Amenthotep nods, looking up to meet his eyes. “You’re right. We’re here now, and…” Seemingly struck by an idea, he smiles. “And there are still things we can do.”

“What,” he starts, but before he can get any further Amenthotep is crawling into his lap and folding his legs around his waist. Bringing his hips forward, he aligns his pink-flushed shaft with User’s, smaller and dully-coloured but equally hard. He brings his hands together around them.

“Like this,” he whispers, and starts to move.

User can hardly stand it. To be together like this with Amenthotep is more than he had ever allowed himself to imagine. Now he fears that it will be over too soon. To last, he forces his thoughts away from his own pleasure and towards Amenthotep: the way his heart pounds, the flutter of his eyelids, his breath coming in great, heavy gasps. But the sight of Amenthotep writhing in his lap only intensifies his passion.

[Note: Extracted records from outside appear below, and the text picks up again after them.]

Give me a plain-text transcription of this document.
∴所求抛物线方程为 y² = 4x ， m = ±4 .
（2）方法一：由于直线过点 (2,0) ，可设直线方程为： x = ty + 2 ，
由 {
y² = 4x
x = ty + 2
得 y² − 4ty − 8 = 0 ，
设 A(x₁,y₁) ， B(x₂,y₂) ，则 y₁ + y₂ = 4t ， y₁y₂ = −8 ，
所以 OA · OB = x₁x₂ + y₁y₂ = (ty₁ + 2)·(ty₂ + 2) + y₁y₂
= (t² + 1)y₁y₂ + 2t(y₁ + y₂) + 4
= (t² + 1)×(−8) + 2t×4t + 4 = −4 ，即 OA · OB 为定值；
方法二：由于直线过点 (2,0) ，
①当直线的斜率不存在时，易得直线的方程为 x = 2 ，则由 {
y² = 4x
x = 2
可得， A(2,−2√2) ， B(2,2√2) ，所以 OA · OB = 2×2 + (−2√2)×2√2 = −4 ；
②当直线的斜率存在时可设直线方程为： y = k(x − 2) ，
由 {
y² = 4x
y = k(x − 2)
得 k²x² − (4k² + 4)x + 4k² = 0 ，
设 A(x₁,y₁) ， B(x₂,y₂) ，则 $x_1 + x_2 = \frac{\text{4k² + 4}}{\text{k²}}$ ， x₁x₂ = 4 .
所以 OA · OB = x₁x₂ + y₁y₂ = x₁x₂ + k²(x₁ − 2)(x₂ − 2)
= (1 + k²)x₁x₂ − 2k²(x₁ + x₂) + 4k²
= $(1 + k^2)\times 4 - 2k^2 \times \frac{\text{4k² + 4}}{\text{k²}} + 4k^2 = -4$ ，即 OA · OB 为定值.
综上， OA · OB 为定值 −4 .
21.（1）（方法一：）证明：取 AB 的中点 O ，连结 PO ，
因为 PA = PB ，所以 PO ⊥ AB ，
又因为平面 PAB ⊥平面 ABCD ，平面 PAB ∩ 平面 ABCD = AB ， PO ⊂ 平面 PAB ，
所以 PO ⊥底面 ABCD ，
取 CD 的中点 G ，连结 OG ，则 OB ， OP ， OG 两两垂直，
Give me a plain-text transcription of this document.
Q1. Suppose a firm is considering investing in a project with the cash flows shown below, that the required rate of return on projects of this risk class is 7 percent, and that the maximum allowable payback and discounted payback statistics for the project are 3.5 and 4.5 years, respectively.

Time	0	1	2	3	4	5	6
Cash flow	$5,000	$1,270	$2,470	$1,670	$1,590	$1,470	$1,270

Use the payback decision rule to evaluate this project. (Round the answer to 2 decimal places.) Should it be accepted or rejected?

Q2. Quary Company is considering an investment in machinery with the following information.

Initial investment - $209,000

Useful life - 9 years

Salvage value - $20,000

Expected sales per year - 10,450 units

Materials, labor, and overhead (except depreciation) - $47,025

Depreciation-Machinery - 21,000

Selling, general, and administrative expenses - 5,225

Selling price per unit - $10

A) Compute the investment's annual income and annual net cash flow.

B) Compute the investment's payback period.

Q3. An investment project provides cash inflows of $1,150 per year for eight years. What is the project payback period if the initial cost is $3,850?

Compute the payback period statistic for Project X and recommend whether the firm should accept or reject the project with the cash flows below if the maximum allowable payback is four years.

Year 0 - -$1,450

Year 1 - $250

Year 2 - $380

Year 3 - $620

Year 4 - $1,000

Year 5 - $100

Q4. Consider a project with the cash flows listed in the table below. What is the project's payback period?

“Sesen,” he whispers, He worries that the nickname will remind him of the child Amenthotep once was, but instead the meaning of the name seems transformed. Amenthotep is a man now. He is as beautiful as a lotus, and as sensual. “Sesen, I love you.”

Amenthotep seems to thrill at the sound of his voice. “I love you too,” he gasps, shuddering, rocking his hips. “I love you so much, I… User…” His hands move harder and faster, moving frantically. He is perfect. “Please kiss me…”

“Of course.”

A kiss is all it takes for Amenthotep to cry out his name and come. Seeing the look on his face, User can do nothing but follow.


There is a jug of water in the tomb which was meant for them to drink. Amenthotep uses it to wash the semen from his hands instead. Now that the fog of lust has cleared from his thoughts, he feels embarrassed to have used Kebi’s husband’s tomb in this way. He hopes Bes is not too angry.

“It’s almost dawn,” says User, from where he sits on the floor, still naked. His body is mostly clean – he seemed to come without ejaculating. “Kebi will return soon.”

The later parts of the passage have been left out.